Border Patrol Snags Over A Ton A Day

Falfurrias, Texas -- As a steady stream of traffic pulled through the U.S.
Border Patrol checkpoint here, Agent Johnny did not look twice at the
gravel trucks, the 18- wheelers or even the powder-blue Cadillac. But he
knew instantly that the green Dodge pickup was carrying more than firewood.

Johnny, a dope-sniffing Belgian Malinois dog, started barking like mad,
pawing and pressing his snout against the driver's door. When agents got
into the truck and pulled out the seat, there it was: a half-pound or so of
marijuana, bundled in plastic, in a cab doused with air freshener to hide
the smell.

It is dope time again in the southland. Every year from October to January,
marijuana smuggling into the United States skyrockets as farmers from
Mexico to Colombia rush to get their harvest to market.

"A lot of these guys are trying to buy Christmas presents, so they want to
sell what they have, then get home to spend time with their families," said
Will Glaspy, a spokesman for the U.S. Drug Enforcement Administration.

Since Oct. 1, Border Patrol and U.S. Customs Service agents working in the
southernmost tip of Texas, from Laredo to Brownsville on the Gulf of
Mexico, have seized more than 93 tons of marijuana, with an estimated
street value exceeding $150 million.

That haul, which officials said marks a slight increase over last year's,
represents an average of more than a ton a day. It floods in stashed behind
truck seats, mixed in with loads of tomatoes, stuffed into hollowed-out
floor beams of flat-bed trucks and, in one case, shoved underneath a
disabled grandmother sitting in the front seat of a car.

Other drugs -- including cocaine, heroin and methamphetamine -- are less
bulky and easier to conceal. Agents at this checkpoint, 60 miles north of
the border crossing at McAllen, Texas, found 12,000 ecstasy tablets hidden
in the clothing of a bus passenger on Sunday.

Smuggling of these potent drugs usually grabs headlines. But here, along
one of the busiest drug corridors in North America, officials say smugglers
are bringing in staggering amounts of marijuana from Mexico, taking chances
with bigger, heftier loads because economics are on their side.

U.S. teenagers use marijuana more than any other drug, according to the
federal Substance Abuse and Mental Health Services Administration. That
agency's 2001 Household Survey of drug use found that nearly 20 percent of
youths ages 12 to 17 reported using marijuana at least once. That compared
with about 3 percent who reported using ecstasy and just over 2 percent who
reported using cocaine.

Glaspy, the DEA spokesman, said marijuana prices vary widely by quality and
by where it is sold, so it is impossible to estimate the total value of
U.S. sales. But he said marijuana smokers are the front-line consumers in a
multibillion-dollar industry.

The front door of that business is at a highway checkpoint on Route 281, a
corridor of asphalt through endless fields of board-flat scrublands.
Officials said this tip of southern Texas is popular with smugglers because
it is the shortest route to the United States from fields in southern
Mexico and South America. The major border crossings from Ciudad Juarez
into El Paso, Texas, or Tijuana into San Diego, are farther north, adding
distance and danger of being caught to each trip, the officials said.

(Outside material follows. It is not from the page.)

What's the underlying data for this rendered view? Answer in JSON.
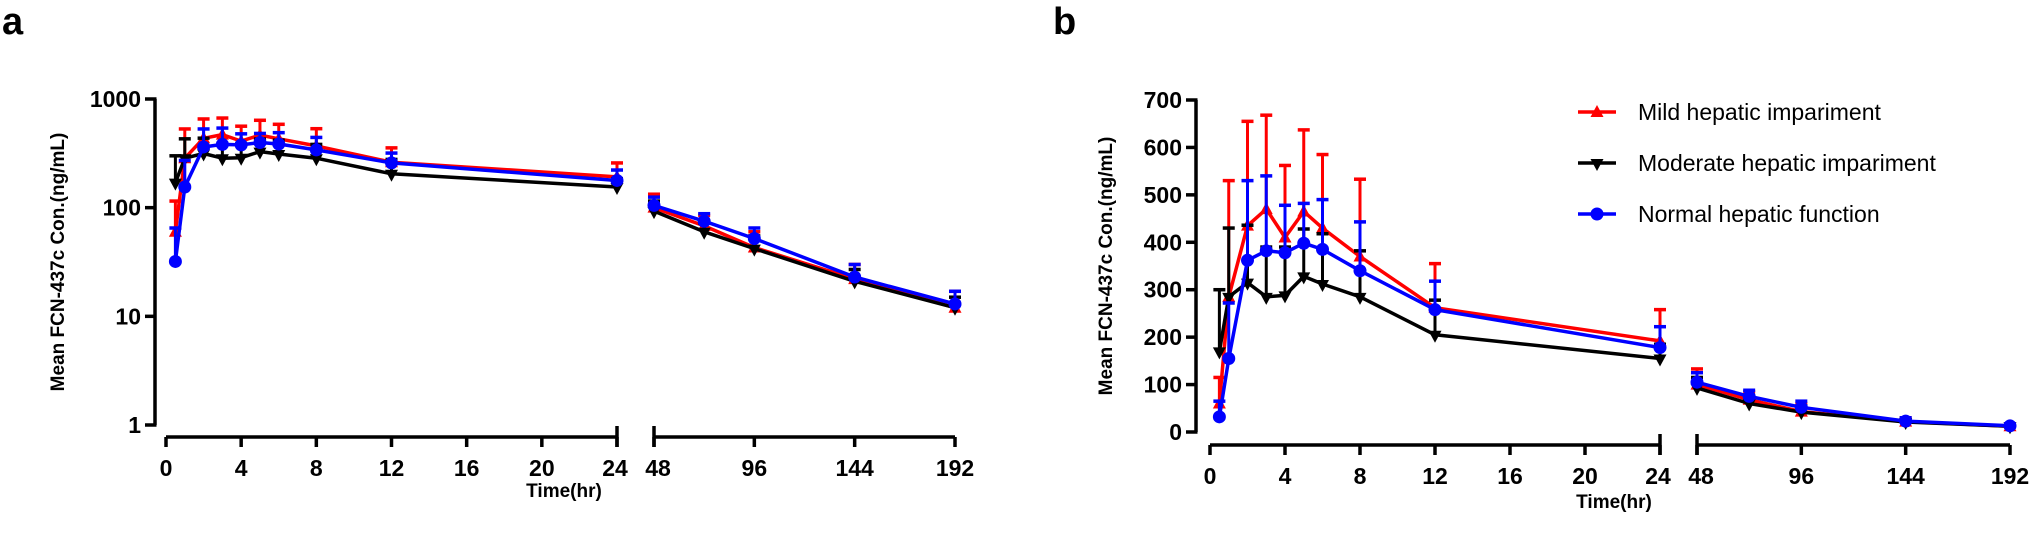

Route 281 is the main route from McAllen north to San Antonio, where major
highways branch out toward huge markets in Houston, Austin, Dallas and
beyond. Every few miles, police can be seen searching cars. And the Border
Patrol keeps a sky-watch unit along the roadside, a sort of cherry picker
from which agents with infrared sensing devices look out over the brush for
drug-smugglers and illegal immigrants.

In the last few miles leading up to the Border Patrol checkpoint, signs
advertising shotgun shells and watermelons are replaced by those for
Castaqedas Bail Bonds and Mireles Bail Bonds.

Steve Rose, the Border Patrol agent in charge of the checkpoint just south
of Falfurrias, said an average of 31,000 cars and trucks a day pass
through. Agents with trained dogs check each vehicle, looking for smuggled
drugs or people. He said they discover someone trying to smuggle drugs as
many as 10 times a day, especially in this busy time of the year.

"You can't stop everything," Rose said. "But I haven't been here yet in a
24-hour period where we haven't caught something."